69 En l’espèce, premièrement, comme il a été rappelé au point 62 ci-dessus, dans le cadre de l’examen du recours introduit par la requérante, la chambre de recours a conclu à l’irrecevabilité des éléments de preuve produits par cette dernière pour la première fois devant elle, portant sur les pièces détachées et accessoires, au motif qu’ils avaient été présentés tardivement. À cette fin, aux points 168 et 169 de la décision attaquée, elle s’est contentée d’indiquer que les éléments de preuve
produits devant la division d’annulation n’étaient pas « satisfaisants » et que, « compte tenu de [leur] faiblesse […], le pouvoir discrétionnaire ne [pouvait] être exercé en faveur de la [requérante] ».

70 Cette motivation ne permet pas de s’assurer que la chambre de recours a examiné la recevabilité de ces éléments de preuve à l’aune des critères jurisprudentiels rappelés au point 68 ci-dessus. En particulier, elle ne permet pas de vérifier que la chambre de recours a examiné si ces éléments de preuve étaient, de prime abord, susceptibles de revêtir une réelle pertinence pour la solution du recours introduit devant elle et si le stade de la procédure auquel intervenait cette production tardive et
les circonstances qui entouraient ladite production s’opposaient à leur prise en compte. À cet égard, la simple affirmation selon laquelle les éléments de preuve produits devant la division d’annulation n’étaient « pas satisfaisants » ne constitue pas une motivation suffisante, dès lors qu’elle n’apporte aucun élément permettant de comprendre en quoi les critères établis par la jurisprudence, permettant la prise en compte, par les chambres de recours, d’éléments de preuve produits tardivement, ne
seraient pas remplis en l’espèce.

71 Interrogé lors de l’audience quant à la question de savoir si la décision attaquée était entachée d’une insuffisance de motivation quant à la recevabilité des éléments de preuve produits pour la première fois devant la chambre de recours, l’EUIPO a indiqué, en substance, qu’une analyse de ces critères n’était pas nécessaire dans la mesure où, en tout état de cause, ces éléments avaient été, par la suite, examinés au fond dans la décision attaquée.
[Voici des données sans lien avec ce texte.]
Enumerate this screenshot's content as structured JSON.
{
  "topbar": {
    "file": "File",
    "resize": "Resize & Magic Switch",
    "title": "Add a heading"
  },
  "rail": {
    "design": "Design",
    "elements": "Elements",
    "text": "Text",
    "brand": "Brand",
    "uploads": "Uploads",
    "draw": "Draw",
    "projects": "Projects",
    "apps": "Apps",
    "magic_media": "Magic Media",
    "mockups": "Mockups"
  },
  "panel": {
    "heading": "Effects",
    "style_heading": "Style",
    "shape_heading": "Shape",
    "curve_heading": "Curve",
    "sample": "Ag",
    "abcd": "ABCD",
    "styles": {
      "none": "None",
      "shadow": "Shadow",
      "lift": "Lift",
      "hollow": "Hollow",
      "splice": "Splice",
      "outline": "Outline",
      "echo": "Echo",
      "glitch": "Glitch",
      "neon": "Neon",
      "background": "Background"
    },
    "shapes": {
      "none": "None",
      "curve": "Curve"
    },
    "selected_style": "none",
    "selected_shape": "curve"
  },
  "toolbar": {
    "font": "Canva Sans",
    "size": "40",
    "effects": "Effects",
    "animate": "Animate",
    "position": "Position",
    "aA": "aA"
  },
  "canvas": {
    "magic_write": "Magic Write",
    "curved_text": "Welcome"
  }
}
72 Toutefois, le fait que ces éléments de preuve aient été examinés, en tout état de cause, au fond ne remédie pas à l’insuffisance de motivation dont est entachée la décision attaquée quant à leur irrecevabilité, mais porte plutôt sur les conséquences de cette insuffisance sur la légalité de la décision attaquée, lesquelles seront examinées ci-après.
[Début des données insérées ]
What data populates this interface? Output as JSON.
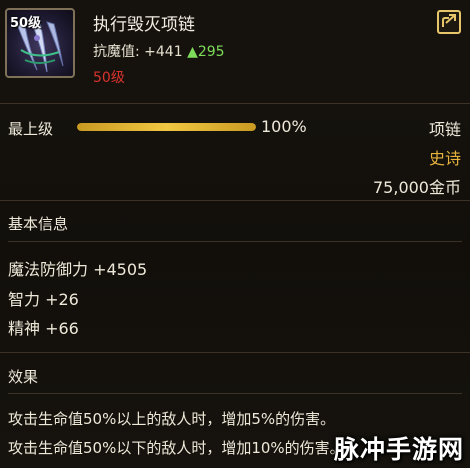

73 Dans ces circonstances, il convient de constater que la décision attaquée est entachée d’une insuffisance de motivation, que le Tribunal se doit de relever d’office.

74 Deuxièmement, et ainsi qu’il a été relevé au point 62 ci-dessus, force est de constater que la chambre de recours a, d’une part, rejeté comme irrecevables, dans le cadre du recours introduit par la requérante, lesdits éléments de preuve, tandis que, d’autre part, dans le cadre du recours introduit par l’intervenant, elle n’a pas relevé la supposée irrecevabilité de ces mêmes éléments de preuve, en les examinant directement au fond.
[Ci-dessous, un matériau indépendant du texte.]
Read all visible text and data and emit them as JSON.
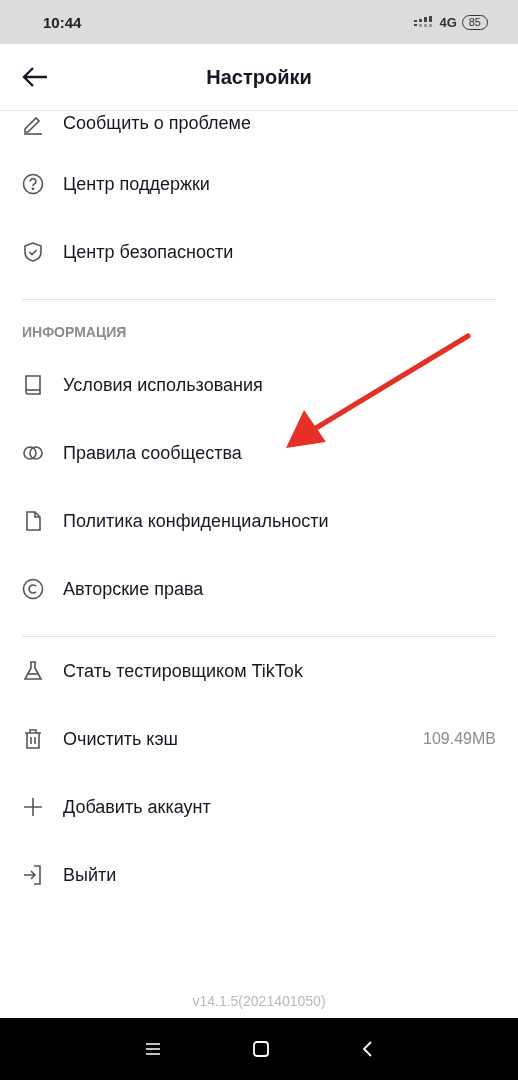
{
  "status_bar": {
    "time": "10:44",
    "network": "4G",
    "battery": "85"
  },
  "header": {
    "title": "Настройки"
  },
  "groups": [
    {
      "items": [
        {
          "label": "Сообщить о проблеме"
        },
        {
          "label": "Центр поддержки"
        },
        {
          "label": "Центр безопасности"
        }
      ]
    },
    {
      "title": "ИНФОРМАЦИЯ",
      "items": [
        {
          "label": "Условия использования"
        },
        {
          "label": "Правила сообщества"
        },
        {
          "label": "Политика конфиденциальности"
        },
        {
          "label": "Авторские права"
        }
      ]
    },
    {
      "items": [
        {
          "label": "Стать тестировщиком TikTok"
        },
        {
          "label": "Очистить кэш",
          "value": "109.49MB"
        },
        {
          "label": "Добавить аккаунт"
        },
        {
          "label": "Выйти"
        }
      ]
    }
  ],
  "version": "v14.1.5(2021401050)"
}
75 Par une question écrite, le Tribunal a invité les parties à présenter leurs observations quant à l’éventuel caractère incohérent de la motivation de la décision attaquée à cet égard, dans l’hypothèse où le Tribunal estimerait pertinent de soulever cette question d’office. En réponse à cette question, la requérante a fait valoir que la décision attaquée était entachée d’une contradiction de motifs sur ce point, laquelle devait entraîner l’annulation de la décision attaquée. L’EUIPO a indiqué,
quant à lui, que l’approche de la chambre de recours n’était pas contradictoire, dès lors que, en tout état de cause, les éléments de preuve en cause avaient, dans le cadre des deux recours, été examinés et rejetés au fond, de sorte que la contradiction de motifs en question serait sans incidence sur la légalité de la décision attaquée. L’intervenant a soutenu une argumentation analogue.

76 À cet égard, il convient de constater que la décision attaquée est entachée d’une contradiction de motifs que le Tribunal se doit de relever d’office, dans la mesure où les mêmes éléments de preuve ont été écartés, à titre principal, comme irrecevables dans le cadre du recours introduit par la requérante, tandis qu’ils ont été considérés, implicitement mais nécessairement, comme recevables dans le cadre du recours introduit par l’intervenant.

77 Quant à l’argument de l’EUIPO reproduit au point 75 ci-dessus, force est de constater, à l’instar de ce qui a été constaté au point 72 ci-dessus, qu’il n’a aucune incidence sur le fait que la décision attaquée est entachée d’une contradiction de motifs s’agissant de la recevabilité des éléments de preuve produits pour la première fois devant la chambre de recours, mais porte plutôt sur les conséquences de cette contradiction sur la légalité de la décision attaquée, lesquelles seront examinées
ci-après.

78 Compte tenu de ce qui précède, le Tribunal n’est pas en mesure de déterminer si la chambre de recours a pu, sans commettre d’erreur, écarter les éléments de preuve en cause comme irrecevables. En effet, comme il a été constaté aux points 72 et 76 ci-dessus, la décision attaquée est entachée, d’une part, d’une insuffisance de motivation et, d’autre part, d’une contradiction de motifs.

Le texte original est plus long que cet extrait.